The results speak for themselves as Mthethwa has posted a 24-1 record in the 175-pound division on the season. He was injured during the Madison County tournament nearly two weeks ago, but is expected to return to the mat for the postseason.
“This season is one I have been looking forward to since I started wrestling,” Mthethwa said. “I’ve worked extremely hard during the offseason and am confident in my ability to obtain the state championship title. This year, our team is pretty young, but they are all extremely dedicated to the sport and have shown so much improvement since last year and over this season.”
Going back to his boxing roots, Mthethwa said his favorite athlete of all time is former heavyweight champion Mike Tyson.
“I have always looked up to Mike Tyson as an athlete,” he said. “His tenacity in boxing is one of a kind that any other athlete has yet to succeed.”
The Orange County senior has become quite the student of the sport of wrestling. Jordan Burroughs, who won gold for the U.S. at the 2012 Olympic Games is one of his favorites.
“Our styles of overwhelming opponents with offense were very similar and I initially based my style on him and his signature move, the blast double,” he said. “Recently, I have been specifically studying Iowa’s Austin Desanto and Spencer Lee, Virginia Tech’s Mehki Lewis and Penn State’s Carter Starocci and Cael Sanderson. All these wrestlers are relentless with their attacks and consistently strive to be better.”

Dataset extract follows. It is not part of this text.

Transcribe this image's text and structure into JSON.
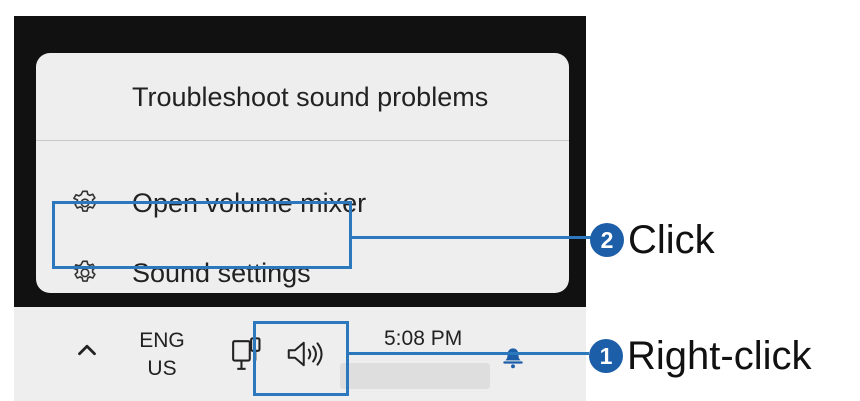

When Mthethwa steps on the mat, he prefers to be the hunter.
“My wrestling style is definitely an extremely offensive attack-based style,” Mthethwa said. “Because of how late I started wrestling, compared to other who have been in the sport since they could walk, I have had to create a style that overwhelms my opponent with my speed, strength and stamina.”
Off the mat, Mthethwa is just as dedicated. An honor roll student, the senior is in line to earn valedictorian honors for his graduating class.
In addition, Mthethwa is the co-founder and president of the Youth Club at Orange County, which strives to bring positive change to the community by providing students with a voice, as well as providing various acts of service. He is also president of the Academic Scholar Institute Club, along with good friend Seth Duncan, which provides a space for young Black men to prosper.
After high school, he hopes to further his wrestling career at the next level.
“Future wrestling goals for me are an NCAA wrestling champion title, and eventually an Olympic gold medal in the sport,” Mthethwa said. “After college, I hope to continue wrestling and balance my athletic life with an occupation as a computer engineer.”